Surprising resilience of the dolphins

The journey though, has been far from bleak. We see and hear dolphins every day, come up to breathe with a whoosh and a sigh. Their resilience despite the state of the river so far is completely surprising. Late one evening, we saw one exult in a clear leap right out of the water, its tail still flipping in the air, and its wet smoothness glistening in the golden light of the setting sun. Completely breath-taking, in more ways than one. Our grey, cold and foggy mornings are unfailingly lightened by the visit of confiding White Wagtails whirring and chipping near our tent. Western Curlews fly bye in the oddest of ways.
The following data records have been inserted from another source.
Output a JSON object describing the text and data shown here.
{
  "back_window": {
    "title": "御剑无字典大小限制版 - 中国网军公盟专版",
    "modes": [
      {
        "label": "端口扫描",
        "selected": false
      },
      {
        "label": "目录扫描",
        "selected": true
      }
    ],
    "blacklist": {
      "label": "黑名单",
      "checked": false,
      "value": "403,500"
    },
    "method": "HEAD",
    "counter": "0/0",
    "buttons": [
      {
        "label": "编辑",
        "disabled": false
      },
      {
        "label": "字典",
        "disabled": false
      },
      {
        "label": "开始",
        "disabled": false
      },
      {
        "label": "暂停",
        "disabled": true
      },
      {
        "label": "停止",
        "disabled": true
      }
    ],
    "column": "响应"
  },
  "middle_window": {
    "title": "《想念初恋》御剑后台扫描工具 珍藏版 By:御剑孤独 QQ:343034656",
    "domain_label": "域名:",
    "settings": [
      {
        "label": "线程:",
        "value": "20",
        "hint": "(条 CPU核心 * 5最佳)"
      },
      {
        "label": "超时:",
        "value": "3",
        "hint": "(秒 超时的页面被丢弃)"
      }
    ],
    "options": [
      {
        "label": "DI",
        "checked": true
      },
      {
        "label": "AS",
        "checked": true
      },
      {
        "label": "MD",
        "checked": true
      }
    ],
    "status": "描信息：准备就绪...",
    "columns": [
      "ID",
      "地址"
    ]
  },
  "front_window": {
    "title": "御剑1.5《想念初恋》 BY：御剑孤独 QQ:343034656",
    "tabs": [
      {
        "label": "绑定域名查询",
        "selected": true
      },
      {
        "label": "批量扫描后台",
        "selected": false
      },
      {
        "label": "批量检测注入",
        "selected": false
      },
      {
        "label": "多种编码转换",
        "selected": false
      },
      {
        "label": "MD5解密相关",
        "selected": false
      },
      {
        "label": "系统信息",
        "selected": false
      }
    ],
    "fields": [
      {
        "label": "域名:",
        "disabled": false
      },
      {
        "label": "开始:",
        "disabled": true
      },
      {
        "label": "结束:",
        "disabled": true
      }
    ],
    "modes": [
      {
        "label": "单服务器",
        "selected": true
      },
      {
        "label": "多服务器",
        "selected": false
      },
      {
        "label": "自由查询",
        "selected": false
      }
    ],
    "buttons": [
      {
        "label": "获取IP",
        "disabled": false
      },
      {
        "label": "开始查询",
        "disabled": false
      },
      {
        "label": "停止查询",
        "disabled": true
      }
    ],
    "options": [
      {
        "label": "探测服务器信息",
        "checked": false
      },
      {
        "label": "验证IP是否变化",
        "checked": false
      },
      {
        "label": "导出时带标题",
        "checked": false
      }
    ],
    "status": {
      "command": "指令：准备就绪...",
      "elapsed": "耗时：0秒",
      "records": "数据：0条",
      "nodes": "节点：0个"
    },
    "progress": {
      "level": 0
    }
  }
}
A Little Ringed Plover hangs around less than two feet away from us, alternating lightning-fast bursts of walking, and a staring stillness with its yellow goggles. Walk around a sand island in the mist, and you see Little Pratincoles sitting unmoving on the ground, with their shoulders shrugged-up in seeming gloom at the grayness, but when they fly, their unusually long and pointed wings boast such thrilling sophistication. And Sand Martins flying intimately close to the water, their wing-beats the softest of any bird you ever saw.

Our progress in terms of movement downriver remains impeded by thick fog on most mornings, and we have to wait till it lifts to be able to move at all. We even see local ferry boats lose their way and call out in the mists. This gives us fewer hours of paddling. It does however give us more time for roaming the sand islands we camp on, and to have conversations with fishermen passing by on land. We encountered high winds and cloudy weather for days at a stretch, resting out the tail end of it with fishermen at Monghyr, who said we had no business being out on the river in such weather. We have had some days where we’ve had a strong tailwind, enough to wrestle with our sail but cover long distances, combining with paddling. We’ve had days when we pass large confluences with other rivers from the Himalaya, like the Gandak and the Kosi, and the waters in the Ganga seem clearer and glassy-green again. And the river, and the waves, now much bigger still.

Lessons learned from many

We have met and been educated by remarkable and knowledgeable people. Fishermen most of all, Narain, Gopi, and Tulsi Sahni, Bunty, Balmiki, and Sudam Mahto, Israael, Assad, Bishun and Yogendra, among many others. But also people like Prof. Wasi Ahmad, Prof R.K. Sinha, and Ishteyaque Ahmad at Patna. All with long histories and a deep passion for the Ganga. And countless stories which we strain to catch. All this, and the gift of getting to meet Malika, our family, who comes down to Patna for us.

We have stopped for rest and recovery at Katihar now, near Maniharighat. From here is the final quarter of our journey, past the Farraka barrage, into the navigation channel from there to the Bhagirathi river, and then the tidal waters of the Hugli and the Sundarban to the Bay of Bengal. It has been over two months now; and only 600 kilometers and perhaps less than a month more to go with our river to where she meets the ocean.